Lorsque j’ai commencé à voyager pendant des longues périodes puis que je suis partie marcher sur le Chemin de Compostelle, j’ai vite compris qu’il ne suffisait pas d’être en voyage pour se sentir bien. On peut être face au plus beau coucher de soleil, marcher dans une magnifique forêt ou au bord d’une plage paradisiaque, et se sentir vide, seul, triste. 

Le bonheur et le malheur sont transportables. On les emporte sur notre dos partout où on va comme on porte un sac à dos.

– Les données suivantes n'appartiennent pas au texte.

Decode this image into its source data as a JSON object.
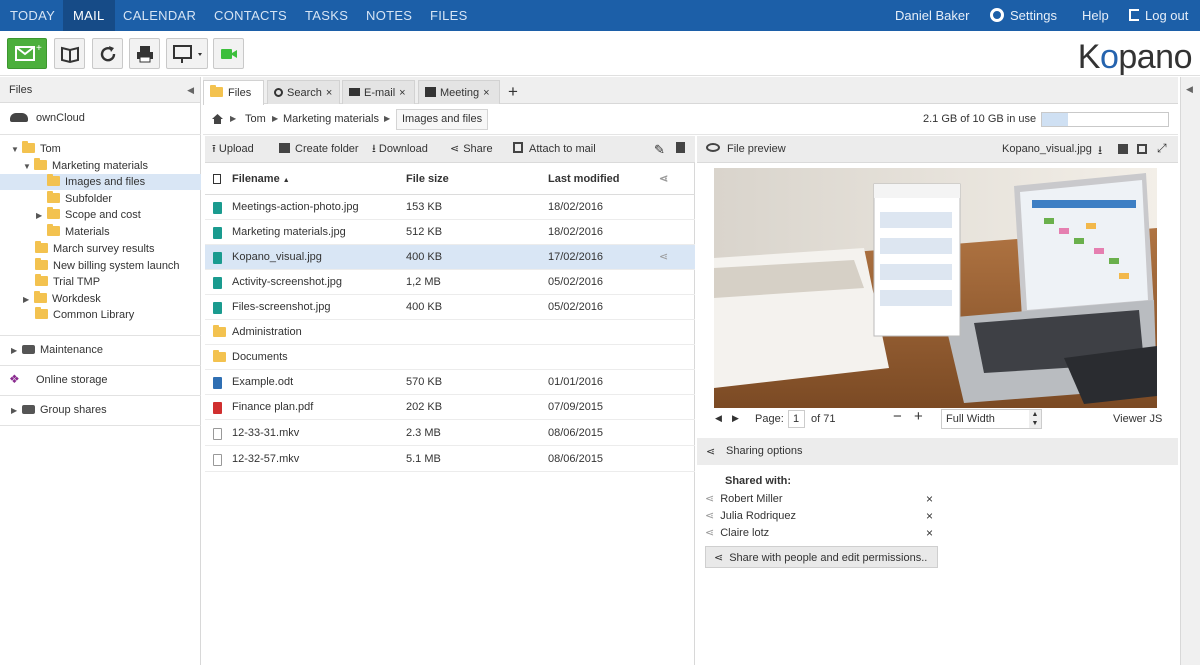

« L’esprit est sa propre demeure, il peut faire du paradis un enfer et de l’enfer un paradis ».

John Milton

La bonne nouvelle dans tout ça, c’est qu’on peut travailler à se construire son paradis en soi.

Et le fait de voyager seul peut être un bon contexte pour y travailler. Lorsque je marchais seule sur le Chemin, notamment au début quand j’ai traversé l’Alsace et qu’il n’y avait pas d’autres pèlerins, j’observais très clairement les émotions – agréables ou désagréables – et les pensées qui pouvaient m’habiter. La marche est rapidement devenue une expérience méditative où j’essayais d’accueillir mes émotions, de plonger dedans plutôt que les éviter, d’y faire face. Tant que je ne faisais pas pleinement face à ce qu’il se passait en moi, mes états d’âme restaient présents en arrière-plan, comme des fantômes. Et ils disparaissaient une fois que je les accueillais pleinement et que je prenais l’information qu’ils avaient à me donner. Se construire son paradis, c’est aussi être à l’écoute de ce qui nous met en joie, ce qui nous fait vibrer et décider de le faire, d’en donner la priorité.

Je crois qu’il n’y a pas de réelle échappatoire extérieure à ce qui nous traverse, la seule échappatoire est intérieure.